In an interview with the BBC, celebrity chef Tom Kerridge said he’d been quoted £35,000 a month by his electricity supplier for one of his restaurants, where he currently pays £5,000. He knew of many people in the industry who were thinking about closing their businesses throughout the winter and opening again in spring because they simply can’t afford to keep trading during a period when their energy usage will be at its highest.
Turning bookings away
Businesses owners throughout the UK are facing the same dilemma, with many hoteliers facing energy costs soaring by 500% year-on-year. Due to the volatility of the market, hoteliers are unable to take bookings for next summer because they are unsure of their overheads.

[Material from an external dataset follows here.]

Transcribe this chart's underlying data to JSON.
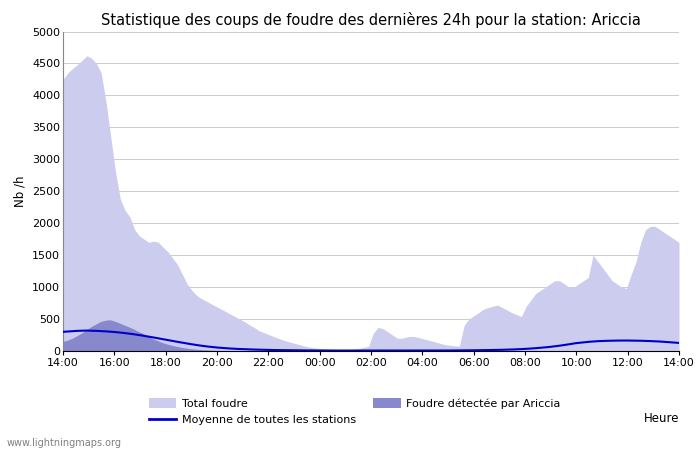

Equally alarming is the news from the Guardian that major energy firms are not willing to supply small businesses because they are worried they may fold. Many suppliers are not risking taking on new customers and some are demanding £10,000 paid in advance.
The importance of SMEs
Recognising the unheralded threat facing businesses, the Institute of Export and International Trade has asked the government to establish a taskforce to help SMEs on matters including escalating energy costs.
Martin McTague, national chair of the Federation of Small Businesses (FSB) said:
“The challenge now is to deliver action that is big and bold enough to match the scale of the crisis threatening the existence of many small firms, and the jobs, livelihoods and communities which depend upon them.
“Small businesses are crying out for a comprehensive response which cuts taxes, limits spiralling bills and provides direct cash support for the smallest businesses.”
Chancellor Nadim Zahawi has said that companies could be given VAT reductions or other tax breaks and has been working on a multi-billion pound emergency strategy for the new prime minister. So, as Liz Truss moves into number 10 there will be 5.5 million small businesses eagerly waiting to hear what help they will receive to get them through this winter.